Search code examples
pythontextsplit

How to remove certain words from text while keeping punctuation marks


I have the following code that removes Bangla words from given text. It can remove listed words from text successfully, but it fails to remove a word with punctuation. For example, here, from input text "বিশ্বের তথা দূষিত না বায়ুর না, শহরের না।", it can remove, "তথা" and "না"(since listed in word_list) but it can't remove না with punctuations( "না," and "না।" ) . I want to remove words with punctuations as well but keeping the punctuations. Please see the current and expected output below. Thanks a lot.
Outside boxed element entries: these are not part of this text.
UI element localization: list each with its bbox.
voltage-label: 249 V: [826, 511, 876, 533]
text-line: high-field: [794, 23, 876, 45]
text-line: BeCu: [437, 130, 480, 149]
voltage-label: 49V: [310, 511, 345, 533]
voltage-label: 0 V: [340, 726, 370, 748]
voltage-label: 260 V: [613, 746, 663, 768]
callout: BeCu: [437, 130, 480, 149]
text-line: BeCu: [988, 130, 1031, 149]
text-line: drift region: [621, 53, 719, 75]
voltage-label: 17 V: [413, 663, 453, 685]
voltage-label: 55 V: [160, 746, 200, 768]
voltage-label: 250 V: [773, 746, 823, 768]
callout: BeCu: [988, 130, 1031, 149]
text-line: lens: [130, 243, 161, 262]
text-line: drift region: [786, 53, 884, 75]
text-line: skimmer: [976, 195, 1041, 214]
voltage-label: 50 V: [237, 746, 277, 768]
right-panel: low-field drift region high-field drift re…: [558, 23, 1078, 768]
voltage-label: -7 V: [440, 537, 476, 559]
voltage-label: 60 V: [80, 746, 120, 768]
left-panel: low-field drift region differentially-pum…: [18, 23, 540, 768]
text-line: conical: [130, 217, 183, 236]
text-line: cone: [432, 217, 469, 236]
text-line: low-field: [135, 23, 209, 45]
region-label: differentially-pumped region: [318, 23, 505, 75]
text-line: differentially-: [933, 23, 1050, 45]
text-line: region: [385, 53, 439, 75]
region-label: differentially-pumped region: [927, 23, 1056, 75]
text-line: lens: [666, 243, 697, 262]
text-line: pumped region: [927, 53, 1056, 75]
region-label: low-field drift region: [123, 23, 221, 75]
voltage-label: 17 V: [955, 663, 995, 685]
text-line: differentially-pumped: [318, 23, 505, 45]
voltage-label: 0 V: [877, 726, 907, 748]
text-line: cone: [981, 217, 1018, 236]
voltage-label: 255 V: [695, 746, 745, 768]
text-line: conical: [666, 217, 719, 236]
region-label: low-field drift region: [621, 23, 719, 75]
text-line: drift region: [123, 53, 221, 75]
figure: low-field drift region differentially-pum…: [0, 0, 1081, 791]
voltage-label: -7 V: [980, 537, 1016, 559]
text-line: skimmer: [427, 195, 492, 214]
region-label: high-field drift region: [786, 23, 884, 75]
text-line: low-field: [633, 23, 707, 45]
Punctuation list=[,।?]

word_list = {'নিজের', 'তথা', 'না'}
def remove_w(text):
    return ' '.join(w for w in text.split() if w not in word_list)
remove_w('বিশ্বের তথা দূষিত না বায়ুর না, শহরের না।')

Current Output::: 'বিশ্বের দূষিত বায়ুর না, শহরের না।'

Expected Output::: 'বিশ্বের দূষিত বায়ুর, শহরের।'


Solution

  • The following code does what you desire:

    import re
    
    word_list = {'নিজের', 'তথা', 'না'}
    def remove_w(text):
        result = ''.join(w for w in re.split(r'([ ,।\?])', text) if w not in word_list)
        # sanitize the result:
        result = re.sub(r' +([,।\?])', r'\1', result)
        result = re.sub(r' +', r' ', result)
        return result
    
    remove_w('বিশ্বের তথা দূষিত না বায়ুর না, শহরের না।')
    # 'বিশ্বের দূষিত বায়ুর, শহরের।'
    

    The parentheses within r'([ ,।\?])' serve to keep the delimiters in the result:

    re.split(pattern, string) [simplified: default arguments omitted]
    If capturing parentheses are used in pattern, then the text of all groups in the pattern [is] also returned as part of the resulting list.

    Note that we need manual sanitization of the result:

    • spaces before punctuation will be removed
    • multiple successive spaces are merged into a single space

    I would also like to draw other readers' attention to the fact that is a Bengali punctuation mark (দাঁড়ি, in English commonly referred to as daṇḍa), not an ASCII vertical bar |.